There were roughly 10 other people in the theater and all seemed borderline-elderly. The film came and went without really leaving any members of the group even slightly impressed. It was a mediocre film at best. We headed back out to the "lobby."

After asking the teller to speak to a manager she got very nervous and immediately insisted she must know why. We explained we were doing a project and she relaxed slightly. "He's somewhere around here" she told us. We realized quickly that she was disinterested in helping us so we asked if we could look around for him. "No, just wait here. He should pass through eventually." We decided to start looking for another employee to talk to. We found Steve.

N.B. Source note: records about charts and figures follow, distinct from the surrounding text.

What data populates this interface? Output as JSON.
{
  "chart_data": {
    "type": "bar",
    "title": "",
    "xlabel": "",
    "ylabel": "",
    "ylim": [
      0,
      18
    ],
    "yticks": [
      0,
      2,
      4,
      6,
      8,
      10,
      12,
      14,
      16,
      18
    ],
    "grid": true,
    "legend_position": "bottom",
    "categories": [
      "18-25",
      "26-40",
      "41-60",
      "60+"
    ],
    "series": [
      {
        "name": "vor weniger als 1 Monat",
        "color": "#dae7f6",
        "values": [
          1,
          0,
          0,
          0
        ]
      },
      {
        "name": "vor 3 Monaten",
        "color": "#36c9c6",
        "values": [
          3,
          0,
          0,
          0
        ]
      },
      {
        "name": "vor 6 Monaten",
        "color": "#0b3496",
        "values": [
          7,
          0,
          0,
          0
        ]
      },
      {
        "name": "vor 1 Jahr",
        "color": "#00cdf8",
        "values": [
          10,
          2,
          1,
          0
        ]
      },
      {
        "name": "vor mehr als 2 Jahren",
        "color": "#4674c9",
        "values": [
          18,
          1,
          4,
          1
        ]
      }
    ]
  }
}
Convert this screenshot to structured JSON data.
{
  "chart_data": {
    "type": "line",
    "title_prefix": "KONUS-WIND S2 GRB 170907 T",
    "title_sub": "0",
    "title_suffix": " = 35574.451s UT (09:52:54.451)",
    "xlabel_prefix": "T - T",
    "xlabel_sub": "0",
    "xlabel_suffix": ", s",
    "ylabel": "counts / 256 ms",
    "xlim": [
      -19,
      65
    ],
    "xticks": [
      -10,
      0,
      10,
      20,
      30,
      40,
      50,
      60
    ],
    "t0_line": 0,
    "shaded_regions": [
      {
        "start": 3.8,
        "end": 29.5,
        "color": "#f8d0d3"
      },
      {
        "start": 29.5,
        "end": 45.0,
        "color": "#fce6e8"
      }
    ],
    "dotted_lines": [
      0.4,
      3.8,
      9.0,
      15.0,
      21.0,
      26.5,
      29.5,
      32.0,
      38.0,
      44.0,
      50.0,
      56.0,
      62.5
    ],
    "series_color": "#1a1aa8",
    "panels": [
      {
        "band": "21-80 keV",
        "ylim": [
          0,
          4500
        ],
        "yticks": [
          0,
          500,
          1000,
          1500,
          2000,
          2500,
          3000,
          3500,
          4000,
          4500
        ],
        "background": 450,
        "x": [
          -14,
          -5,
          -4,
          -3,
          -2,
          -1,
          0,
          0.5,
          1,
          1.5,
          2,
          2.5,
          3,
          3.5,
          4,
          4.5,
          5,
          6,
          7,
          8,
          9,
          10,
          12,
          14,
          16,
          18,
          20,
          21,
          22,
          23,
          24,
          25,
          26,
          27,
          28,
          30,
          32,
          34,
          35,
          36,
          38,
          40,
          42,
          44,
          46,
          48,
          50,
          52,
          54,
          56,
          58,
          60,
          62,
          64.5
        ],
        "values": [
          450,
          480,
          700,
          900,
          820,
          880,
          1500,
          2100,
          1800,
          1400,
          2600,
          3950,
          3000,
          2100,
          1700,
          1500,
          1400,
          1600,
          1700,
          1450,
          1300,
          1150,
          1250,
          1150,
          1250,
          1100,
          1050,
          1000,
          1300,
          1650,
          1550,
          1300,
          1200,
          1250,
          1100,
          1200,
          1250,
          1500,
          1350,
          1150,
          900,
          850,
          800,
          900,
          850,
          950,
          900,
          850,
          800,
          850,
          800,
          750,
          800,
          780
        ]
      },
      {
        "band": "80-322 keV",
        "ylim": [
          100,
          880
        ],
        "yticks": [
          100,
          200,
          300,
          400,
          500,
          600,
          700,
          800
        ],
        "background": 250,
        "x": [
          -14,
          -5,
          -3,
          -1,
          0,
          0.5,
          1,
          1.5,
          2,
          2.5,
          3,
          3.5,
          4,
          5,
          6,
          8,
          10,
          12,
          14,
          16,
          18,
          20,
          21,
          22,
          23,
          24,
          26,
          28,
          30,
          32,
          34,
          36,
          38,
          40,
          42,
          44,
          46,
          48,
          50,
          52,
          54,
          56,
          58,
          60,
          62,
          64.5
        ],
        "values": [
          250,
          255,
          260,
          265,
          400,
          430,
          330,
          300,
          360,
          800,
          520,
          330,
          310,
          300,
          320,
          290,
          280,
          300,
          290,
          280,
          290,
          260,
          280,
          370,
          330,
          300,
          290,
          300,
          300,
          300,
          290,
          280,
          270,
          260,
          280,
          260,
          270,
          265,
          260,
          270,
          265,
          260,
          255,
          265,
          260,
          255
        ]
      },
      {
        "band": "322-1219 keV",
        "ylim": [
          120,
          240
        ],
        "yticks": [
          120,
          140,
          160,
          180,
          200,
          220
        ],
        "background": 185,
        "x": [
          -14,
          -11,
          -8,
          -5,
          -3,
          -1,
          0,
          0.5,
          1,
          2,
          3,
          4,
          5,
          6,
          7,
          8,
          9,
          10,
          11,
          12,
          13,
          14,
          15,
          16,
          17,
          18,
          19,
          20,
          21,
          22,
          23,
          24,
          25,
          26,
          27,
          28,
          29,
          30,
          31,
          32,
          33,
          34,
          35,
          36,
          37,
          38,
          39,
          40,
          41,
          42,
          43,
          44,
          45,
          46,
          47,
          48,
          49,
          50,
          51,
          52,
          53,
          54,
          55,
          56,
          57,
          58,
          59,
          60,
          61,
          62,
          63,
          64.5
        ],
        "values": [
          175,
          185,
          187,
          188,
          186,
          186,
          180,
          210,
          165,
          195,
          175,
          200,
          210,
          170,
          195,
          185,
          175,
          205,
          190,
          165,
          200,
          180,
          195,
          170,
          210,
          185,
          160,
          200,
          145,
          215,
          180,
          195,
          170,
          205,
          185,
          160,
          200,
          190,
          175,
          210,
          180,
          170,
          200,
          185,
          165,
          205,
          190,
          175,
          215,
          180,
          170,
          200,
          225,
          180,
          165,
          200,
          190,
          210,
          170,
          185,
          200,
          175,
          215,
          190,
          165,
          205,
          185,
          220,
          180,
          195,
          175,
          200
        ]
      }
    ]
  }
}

Steve is a SUNY Purchase Film Studies alum who works at Cinema Village and was a great resource of info on Cinema Village. He was one of the most tenured employees with only a little over a year under his belt. He informed us that the average employment time for anyone working at cinema village was around one to two years and that no current manager had been there longer than him. The owner comes in roughly once a year when something needs to be fixed or equipment purchased. Other than that, the place pretty much is run by the employees on hand. He told us that they employ a film purchaser who picks the films that they will be showing and makes it a point to have at least one Jewish-themed film on hand and playing at any given time. He rarely gets to see the films that play and admits that he prefers not to be there when not working even though he can see any film free of charge.

Overall, Steve painted a grim picture of Cinema Village and claimed to see the writing on the walls for the old theater. However, due to its survival during trying times, it is difficult to believe that this cinema could go down without a fight.